Choppers and drone hunt for missing US chopper, Nepal quake toll rises
Military helicopters flew over eastern Nepal and a team sent up a drone on Thursday to search for a missing U.S. Marines Huey chopper, as the death toll rose from the Himalayan country's second big earthquake in less than three weeks.world Updated: May 14, 2015 15:28 IST
Military helicopters flew over eastern Nepal and a team sent up a drone on Thursday to search for a missing U.S. Marines Huey chopper, as the death toll rose from the Himalayan country's second big earthquake in less than three weeks.
A Reuters correspondent flew on a Nepali military helicopter along the Tamakoshi river that runs by the town of Charikot, in the mountainous Dolakha district worst hit by Tuesday's 7.3 magnitude quake that killed nearly 100 people.
The river winds through rugged Himalayan terrain in an area whose tallest peak soars over 7,000 metres (23,000 ft). Hillsides are cloaked with dense forest that would make it hard to sight the chopper that went missing after the crew was heard over the radio saying the aircraft had a fuel problem.

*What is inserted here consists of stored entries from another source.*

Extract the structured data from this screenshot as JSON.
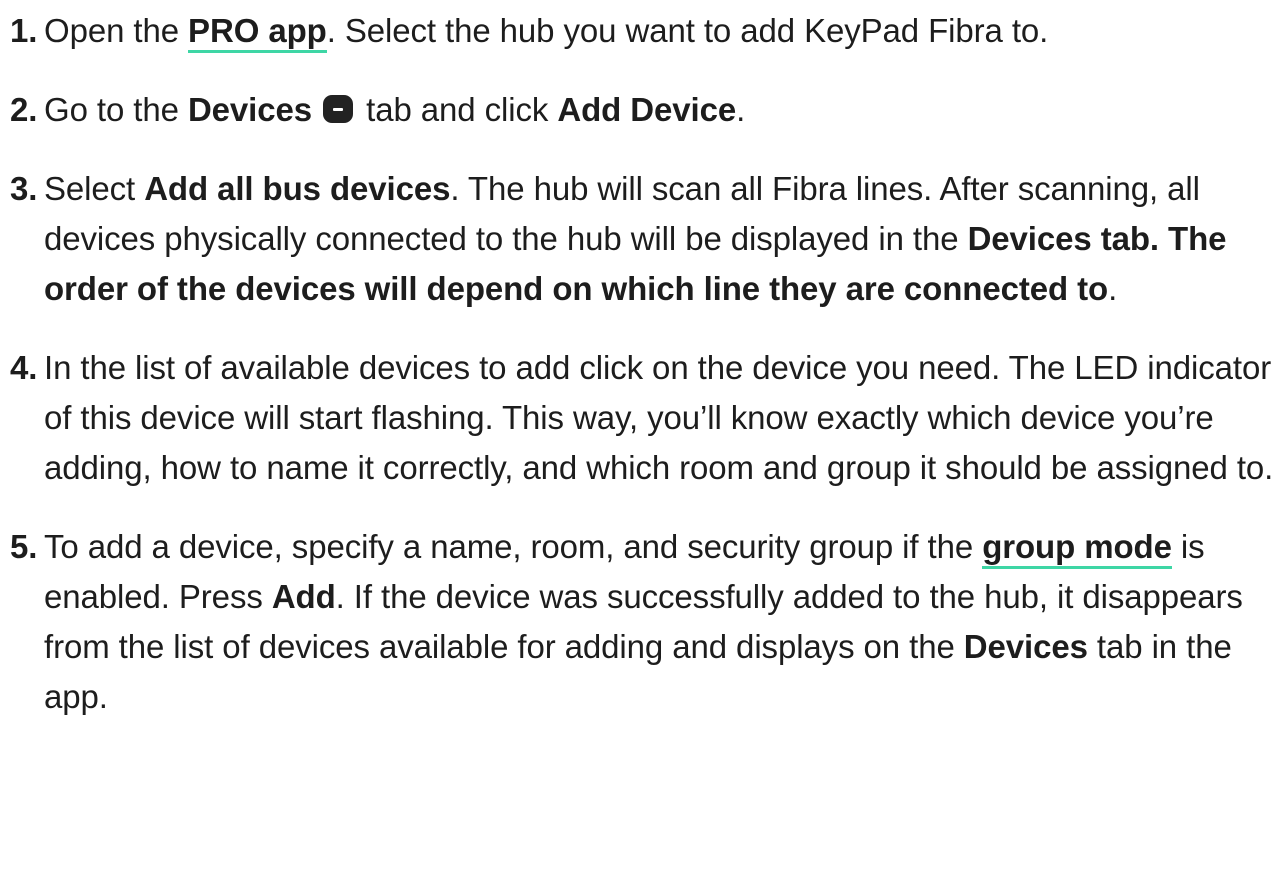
{
  "steps": [
    {
      "num": "1.",
      "parts": [
        "Open the ",
        "PRO app",
        ". Select the hub you want to add KeyPad Fibra to."
      ]
    },
    {
      "num": "2.",
      "parts": [
        "Go to the ",
        "Devices",
        " tab and click ",
        "Add Device",
        "."
      ],
      "icon": "devices-tab-icon"
    },
    {
      "num": "3.",
      "parts": [
        "Select ",
        "Add all bus devices",
        ". The hub will scan all Fibra lines. After scanning, all devices physically connected to the hub will be displayed in the ",
        "Devices tab. The order of the devices will depend on which line they are connected to",
        "."
      ]
    },
    {
      "num": "4.",
      "parts": [
        "In the list of available devices to add click on the device you need. The LED indicator of this device will start flashing. This way, you’ll know exactly which device you’re adding, how to name it correctly, and which room and group it should be assigned to."
      ]
    },
    {
      "num": "5.",
      "parts": [
        "To add a device, specify a name, room, and security group if the ",
        "group mode",
        " is enabled. Press ",
        "Add",
        ". If the device was successfully added to the hub, it disappears from the list of devices available for adding and displays on the ",
        "Devices",
        " tab in the app."
      ]
    }
  ],
  "colors": {
    "text": "#1d1d1d",
    "link_underline": "#3ed6a5",
    "icon": "#222222"
  }
}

In Koshikhet village, a U.S. civilian team was using a drone to search for the missing Marine Corps UH-1Y, or Huey as the model is better known, which was carrying six Marines and two Nepali soldiers.
"We are using infrared vision to look for hotspots and any signs of life," said drone operator Shepherd Eaton, from GlobalMedic, a U.S. aid agency that specialises in search and rescue.
The search, involving U.S., Indian and Nepali military choppers and a battalion of 400 Nepali soldiers, has been joined by two MV-22B Osprey, a tilt-rotor aircraft capable of taking off and landing vertically.
So far, no sign has been found of the Huey, which was on an aid mission in Dolakha district near Tibet when it lost contact on Tuesday.
"We are still trying to locate it. There is no evidence to prove that it has crashed," said Marines spokeswoman Captain Cassandra Gesecki.
The Huey was kitted out with a satellite location device, a radio and an emergency beacon. It may have come down in a "dead zone" for radio signals, though, making it hard for searchers to locate it.
"If it just landed in that forest, it would be lost," said Bala Nanda Sharma, a retired Nepali army general, gesturing to a hillside from the Charikot army base from which helicopters were flying.
Almost 100 died and about 2,428 people were injured in the quake, which struck 17 days after a huge earthquake killed more than 8,000 people and damaged or destroyed hundreds of thousands of buildings in the impoverished Himalayan nation.